One study of 185 healthcare workers in Thailand, which has not been peer-reviewed, found that 60 per cent of recipients of Sinovac jabs had high levels of neutralising antibodies one month after receiving their second jab, but that figure dropped to 12 per cent after three months.

Even as evidence of the weaker performance of its vaccines mounts, Chinese regulators have held off granting approval to the BioNTech mRNA vaccine. The German drugmaker has sought to enter the Chinese market through a distribution partnership with China's Fosun Pharma.

Dr Calvin Ho, a bioethicist at the University of Hong Kong, said Beijing had not recognised vaccines developed by foreign pharmaceutical companies because it wanted to support home-grown alternatives.

Investors are hoping the Walvax and Abogen vaccine, which is being developed alongside researchers from a Chinese military medical institute, will not face the same political barriers.

Last year Abogen, which was founded in 2019 and is based in Suzhou, west of Shanghai, raised US$1.1 billion (S$1.49 billion) from backers including Temasek, the Singapore state-backed investment fund, and investment firm Invesco.

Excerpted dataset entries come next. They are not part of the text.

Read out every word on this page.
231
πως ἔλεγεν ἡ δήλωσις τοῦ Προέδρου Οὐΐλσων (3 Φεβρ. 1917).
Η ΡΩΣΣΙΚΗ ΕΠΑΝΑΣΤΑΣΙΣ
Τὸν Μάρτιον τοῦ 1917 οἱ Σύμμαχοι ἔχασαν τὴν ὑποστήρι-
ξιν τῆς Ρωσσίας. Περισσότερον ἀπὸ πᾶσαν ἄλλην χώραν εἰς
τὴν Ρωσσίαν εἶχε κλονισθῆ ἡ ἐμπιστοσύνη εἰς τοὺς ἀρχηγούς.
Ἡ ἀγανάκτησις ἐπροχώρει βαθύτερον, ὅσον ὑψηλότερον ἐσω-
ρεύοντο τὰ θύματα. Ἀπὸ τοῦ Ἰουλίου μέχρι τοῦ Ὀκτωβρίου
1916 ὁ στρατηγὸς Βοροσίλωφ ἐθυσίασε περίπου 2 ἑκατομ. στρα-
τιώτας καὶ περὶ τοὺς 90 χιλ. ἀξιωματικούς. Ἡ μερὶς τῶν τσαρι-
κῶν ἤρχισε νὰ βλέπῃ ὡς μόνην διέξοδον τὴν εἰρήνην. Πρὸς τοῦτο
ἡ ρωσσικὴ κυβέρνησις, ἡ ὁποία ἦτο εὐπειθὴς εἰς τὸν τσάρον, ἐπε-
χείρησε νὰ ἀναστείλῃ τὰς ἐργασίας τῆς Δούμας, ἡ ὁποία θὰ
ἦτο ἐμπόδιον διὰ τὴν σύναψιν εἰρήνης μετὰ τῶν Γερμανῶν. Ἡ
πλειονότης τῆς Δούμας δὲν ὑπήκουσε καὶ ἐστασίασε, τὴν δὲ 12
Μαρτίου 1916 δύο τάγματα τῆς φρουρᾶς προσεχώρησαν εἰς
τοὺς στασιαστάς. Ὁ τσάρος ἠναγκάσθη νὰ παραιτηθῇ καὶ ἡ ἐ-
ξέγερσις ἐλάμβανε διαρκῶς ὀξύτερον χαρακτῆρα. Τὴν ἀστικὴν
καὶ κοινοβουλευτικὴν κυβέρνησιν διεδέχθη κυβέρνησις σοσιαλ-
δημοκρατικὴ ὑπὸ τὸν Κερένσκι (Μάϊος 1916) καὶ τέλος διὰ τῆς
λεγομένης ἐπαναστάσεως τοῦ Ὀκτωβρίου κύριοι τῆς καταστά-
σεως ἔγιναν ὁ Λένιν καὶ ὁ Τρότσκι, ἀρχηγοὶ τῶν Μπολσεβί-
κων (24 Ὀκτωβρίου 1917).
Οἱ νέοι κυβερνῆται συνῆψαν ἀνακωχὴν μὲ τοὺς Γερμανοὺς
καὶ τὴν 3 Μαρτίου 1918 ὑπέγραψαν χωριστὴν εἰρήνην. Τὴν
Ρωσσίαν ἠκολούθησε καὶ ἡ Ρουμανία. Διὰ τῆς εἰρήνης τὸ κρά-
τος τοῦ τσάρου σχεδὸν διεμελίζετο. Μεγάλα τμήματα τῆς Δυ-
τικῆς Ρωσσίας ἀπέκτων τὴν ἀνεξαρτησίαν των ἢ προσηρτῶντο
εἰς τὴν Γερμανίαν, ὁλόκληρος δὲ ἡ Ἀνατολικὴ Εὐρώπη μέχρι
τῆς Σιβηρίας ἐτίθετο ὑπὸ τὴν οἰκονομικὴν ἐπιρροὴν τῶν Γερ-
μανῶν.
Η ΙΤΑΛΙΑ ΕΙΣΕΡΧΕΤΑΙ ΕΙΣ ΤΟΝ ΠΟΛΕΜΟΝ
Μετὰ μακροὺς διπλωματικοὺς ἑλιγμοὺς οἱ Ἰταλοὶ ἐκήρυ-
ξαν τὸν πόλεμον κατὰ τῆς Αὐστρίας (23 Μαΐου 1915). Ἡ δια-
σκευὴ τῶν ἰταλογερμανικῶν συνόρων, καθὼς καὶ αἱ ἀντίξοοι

Beijing has never authorised mRNA products for therapeutic use, putting domestic drug companies on the back foot as the strength of the technology became evident during the pandemic.

A leading Chinese respiratory disease expert, Dr Zhong Nanshan, said last month that China should "learn from other countries in areas they have done well, like mRNA vaccines. They have spent years developing it and managed to produce the mRNA vaccine in a few months".

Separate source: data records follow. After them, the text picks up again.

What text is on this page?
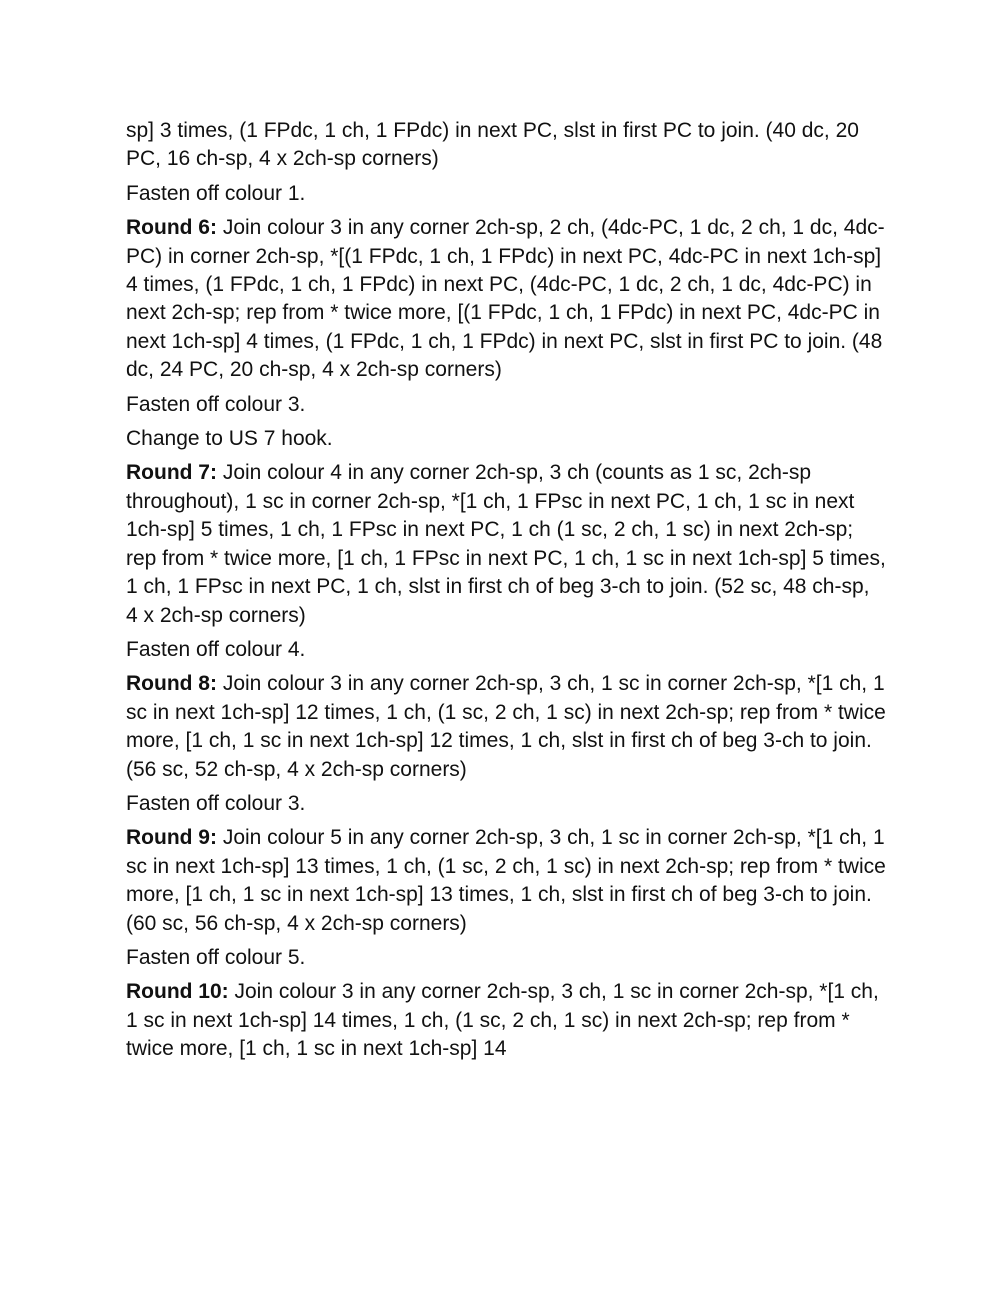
sp] 3 times, (1 FPdc, 1 ch, 1 FPdc) in next PC, slst in first PC to join. (40 dc, 20 PC, 16 ch-sp, 4 x 2ch-sp corners)

Fasten off colour 1.

Round 6: Join colour 3 in any corner 2ch-sp, 2 ch, (4dc-PC, 1 dc, 2 ch, 1 dc, 4dc-PC) in corner 2ch-sp, *[(1 FPdc, 1 ch, 1 FPdc) in next PC, 4dc-PC in next 1ch-sp] 4 times, (1 FPdc, 1 ch, 1 FPdc) in next PC, (4dc-PC, 1 dc, 2 ch, 1 dc, 4dc-PC) in next 2ch-sp; rep from * twice more, [(1 FPdc, 1 ch, 1 FPdc) in next PC, 4dc-PC in next 1ch-sp] 4 times, (1 FPdc, 1 ch, 1 FPdc) in next PC, slst in first PC to join. (48 dc, 24 PC, 20 ch-sp, 4 x 2ch-sp corners)

Fasten off colour 3.

Change to US 7 hook.

Round 7: Join colour 4 in any corner 2ch-sp, 3 ch (counts as 1 sc, 2ch-sp throughout), 1 sc in corner 2ch-sp, *[1 ch, 1 FPsc in next PC, 1 ch, 1 sc in next 1ch-sp] 5 times, 1 ch, 1 FPsc in next PC, 1 ch (1 sc, 2 ch, 1 sc) in next 2ch-sp; rep from * twice more, [1 ch, 1 FPsc in next PC, 1 ch, 1 sc in next 1ch-sp] 5 times, 1 ch, 1 FPsc in next PC, 1 ch, slst in first ch of beg 3-ch to join. (52 sc, 48 ch-sp, 4 x 2ch-sp corners)

Fasten off colour 4.

Round 8: Join colour 3 in any corner 2ch-sp, 3 ch, 1 sc in corner 2ch-sp, *[1 ch, 1 sc in next 1ch-sp] 12 times, 1 ch, (1 sc, 2 ch, 1 sc) in next 2ch-sp; rep from * twice more, [1 ch, 1 sc in next 1ch-sp] 12 times, 1 ch, slst in first ch of beg 3-ch to join. (56 sc, 52 ch-sp, 4 x 2ch-sp corners)

Fasten off colour 3.

Round 9: Join colour 5 in any corner 2ch-sp, 3 ch, 1 sc in corner 2ch-sp, *[1 ch, 1 sc in next 1ch-sp] 13 times, 1 ch, (1 sc, 2 ch, 1 sc) in next 2ch-sp; rep from * twice more, [1 ch, 1 sc in next 1ch-sp] 13 times, 1 ch, slst in first ch of beg 3-ch to join. (60 sc, 56 ch-sp, 4 x 2ch-sp corners)

Fasten off colour 5.

Round 10: Join colour 3 in any corner 2ch-sp, 3 ch, 1 sc in corner 2ch-sp, *[1 ch, 1 sc in next 1ch-sp] 14 times, 1 ch, (1 sc, 2 ch, 1 sc) in next 2ch-sp; rep from * twice more, [1 ch, 1 sc in next 1ch-sp] 14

Hong Kong university's Dr Jin said that, because China was slow to develop mRNA technology, its pharmaceutical companies lacked the scientific know-how and specialised machinery to deliver the jab at scale.

He added that there were significant technical barriers to making lipid nanoparticles, the fatty shield that protects fragile mRNA molecules when entering human cells, which are difficult to create safely and in large quantities.

But Dr Kim said that it was only a "matter of time" before China has access to an mRNA vaccine and that the safe and effective lipid nanoparticles were available to be licensed if domestic companies could not produce their own.

Pre-clinical trial data showed the Walvax and Abogen vaccine candidate, which is called ARCoV, produced a robust antibody response against coronavirus during the animal testing phase. No data on the more conclusive later-stage trials on human subjects has been published.

But even if China rolls out an mRNA vaccine as a booster, experts warned that it may not be a silver bullet that gives the authorities the confidence to end its zero-Covid policy.

An immunology professor from Beijing, who did not want to be named, said that even if China rolled out its own mRNA vaccine, "it wouldn't have a big impact on China's pandemic control measures" since evidence from existing versions of the jab showed that breakthrough infections are still possible.